The official repository of this work is hosted in GitHub at https://github.com/guyo13/Form-Lang **TBD** - Make the repo public

## Project Goals

* Define the Task of Domain Specific Code Generation.
* Create an AI training pipeline for FormLang (implemented as a Juypter notebook) which includes:
    * Automatic FormLang Dataset generation using searching algorithms and heuristics.
    * Baseline model selection and loading from Hugging Face.
    * Dataset Preprocessing and loading.
    * Defining performance KPIs for the system.
    * Model fine tuning using Transformers library
    * Model Adapter training using PEFT library.
    * Model upload to Hugging Face Hub and example usage from the Hub.
    *  **(TBD)** Export to ONNX using Optimum and run on-device using Transformers.js.
* Create the “FormLang” language:
    * Describe the problem domain.
    * Defining a viable minimal syntax and semantics which are research focused rather than completeness focused.
    *  **(TBD)** Implementing a “JavaScript React” compile target.
*  **(TBD)** Create a live demo website:
    * **(TBD)** Users input a prompt.
    * **(TBD)** A FormLang editor is populated with the AI’s code generation results.
    * **(TBD)** The form is rendered alongside the generated code.
*  Discuss the project results:
    * Perfornace and user acceptability.
    * **(TBD)** Viability of the implemented methods for the Domain Specific Code Generation task and generalization to other domains.  
    * **(TBD)** Potential enhancements to the system.
    * **(TBD)** Possible research directions on how to learn from user data.

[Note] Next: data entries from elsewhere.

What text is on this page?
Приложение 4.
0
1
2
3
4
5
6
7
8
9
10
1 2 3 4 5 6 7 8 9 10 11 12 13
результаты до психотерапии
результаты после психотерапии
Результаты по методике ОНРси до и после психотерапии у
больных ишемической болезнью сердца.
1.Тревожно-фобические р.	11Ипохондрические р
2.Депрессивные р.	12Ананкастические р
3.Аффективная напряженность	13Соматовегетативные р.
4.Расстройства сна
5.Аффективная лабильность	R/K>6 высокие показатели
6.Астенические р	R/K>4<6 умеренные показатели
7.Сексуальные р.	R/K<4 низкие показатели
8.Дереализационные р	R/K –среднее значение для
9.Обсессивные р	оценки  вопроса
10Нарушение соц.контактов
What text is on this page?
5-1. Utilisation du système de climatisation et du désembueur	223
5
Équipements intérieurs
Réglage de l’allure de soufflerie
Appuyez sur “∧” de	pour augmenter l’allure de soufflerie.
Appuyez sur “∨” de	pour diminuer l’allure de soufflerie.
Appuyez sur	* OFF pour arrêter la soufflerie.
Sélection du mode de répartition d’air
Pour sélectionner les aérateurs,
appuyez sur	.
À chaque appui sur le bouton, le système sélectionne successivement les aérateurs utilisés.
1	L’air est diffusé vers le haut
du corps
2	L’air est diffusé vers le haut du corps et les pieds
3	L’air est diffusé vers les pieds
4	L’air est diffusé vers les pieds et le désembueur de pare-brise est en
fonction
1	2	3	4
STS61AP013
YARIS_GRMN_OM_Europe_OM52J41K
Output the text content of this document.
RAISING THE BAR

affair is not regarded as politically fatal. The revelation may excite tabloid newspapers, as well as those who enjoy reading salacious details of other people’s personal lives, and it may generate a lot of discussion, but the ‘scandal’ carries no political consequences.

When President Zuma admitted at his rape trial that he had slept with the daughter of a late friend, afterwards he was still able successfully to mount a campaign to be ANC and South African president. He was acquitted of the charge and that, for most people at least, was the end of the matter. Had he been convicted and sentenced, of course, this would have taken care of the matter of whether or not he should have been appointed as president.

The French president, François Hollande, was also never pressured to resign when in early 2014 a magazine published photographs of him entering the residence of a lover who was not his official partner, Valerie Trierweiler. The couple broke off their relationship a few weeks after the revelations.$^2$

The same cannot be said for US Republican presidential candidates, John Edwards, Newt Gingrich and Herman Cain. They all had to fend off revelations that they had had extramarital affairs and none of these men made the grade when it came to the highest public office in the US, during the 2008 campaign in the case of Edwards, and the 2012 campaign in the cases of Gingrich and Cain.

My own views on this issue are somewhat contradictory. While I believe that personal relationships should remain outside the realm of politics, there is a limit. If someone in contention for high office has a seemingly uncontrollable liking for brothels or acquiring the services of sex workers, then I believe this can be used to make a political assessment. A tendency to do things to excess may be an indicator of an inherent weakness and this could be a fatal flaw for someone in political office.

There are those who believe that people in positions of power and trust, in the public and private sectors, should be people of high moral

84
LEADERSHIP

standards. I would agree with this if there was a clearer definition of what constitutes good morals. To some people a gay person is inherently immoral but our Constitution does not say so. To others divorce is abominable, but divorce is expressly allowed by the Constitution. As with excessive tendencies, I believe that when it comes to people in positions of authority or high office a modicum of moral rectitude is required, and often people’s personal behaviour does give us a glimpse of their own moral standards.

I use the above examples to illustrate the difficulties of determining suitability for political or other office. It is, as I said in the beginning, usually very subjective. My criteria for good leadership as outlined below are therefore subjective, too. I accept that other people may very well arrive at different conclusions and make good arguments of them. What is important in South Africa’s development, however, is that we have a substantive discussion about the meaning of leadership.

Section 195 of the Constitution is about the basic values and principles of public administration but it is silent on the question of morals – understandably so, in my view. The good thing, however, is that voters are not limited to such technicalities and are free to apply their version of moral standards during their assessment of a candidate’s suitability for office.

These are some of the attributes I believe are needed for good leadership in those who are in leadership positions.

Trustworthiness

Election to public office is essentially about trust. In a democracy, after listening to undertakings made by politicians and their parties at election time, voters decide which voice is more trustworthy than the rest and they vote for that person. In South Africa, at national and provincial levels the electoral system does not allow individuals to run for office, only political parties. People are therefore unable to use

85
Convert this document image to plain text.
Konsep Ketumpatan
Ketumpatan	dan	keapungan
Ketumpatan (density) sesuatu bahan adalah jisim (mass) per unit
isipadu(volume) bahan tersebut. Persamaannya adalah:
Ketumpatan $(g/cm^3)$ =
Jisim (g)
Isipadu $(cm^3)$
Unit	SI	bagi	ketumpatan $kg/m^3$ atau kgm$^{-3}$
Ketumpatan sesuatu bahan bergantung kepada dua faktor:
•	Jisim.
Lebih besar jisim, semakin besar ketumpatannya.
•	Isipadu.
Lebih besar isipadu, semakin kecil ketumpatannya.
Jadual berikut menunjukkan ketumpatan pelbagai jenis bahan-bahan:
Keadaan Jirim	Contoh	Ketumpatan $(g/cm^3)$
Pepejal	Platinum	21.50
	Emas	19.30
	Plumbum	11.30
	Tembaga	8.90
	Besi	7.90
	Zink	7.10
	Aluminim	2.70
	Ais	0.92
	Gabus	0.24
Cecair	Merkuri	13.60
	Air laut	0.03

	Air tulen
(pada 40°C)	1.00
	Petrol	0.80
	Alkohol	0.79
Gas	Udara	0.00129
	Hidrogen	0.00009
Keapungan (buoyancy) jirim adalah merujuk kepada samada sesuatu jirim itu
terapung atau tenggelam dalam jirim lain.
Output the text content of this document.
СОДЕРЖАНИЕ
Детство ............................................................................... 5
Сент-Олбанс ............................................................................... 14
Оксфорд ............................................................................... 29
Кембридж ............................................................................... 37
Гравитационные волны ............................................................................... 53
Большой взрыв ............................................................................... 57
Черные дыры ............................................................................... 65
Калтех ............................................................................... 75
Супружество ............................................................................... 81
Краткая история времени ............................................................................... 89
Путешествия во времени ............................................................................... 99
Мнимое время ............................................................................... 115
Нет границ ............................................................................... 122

**(TBD)** - Features marked as TBD are depending on the project's progress and timeline constraints as well as proving the viability of the methods and system.

# Notebook Setup

## Project imports

In [2]:
import asyncio
from transformers import pipeline
from huggingface_hub import login
import pythonmonkey as pm
formlang_lib = pm.require("../out/cjs/lib/index")

## Login to Huggingface Hub

In [8]:
login()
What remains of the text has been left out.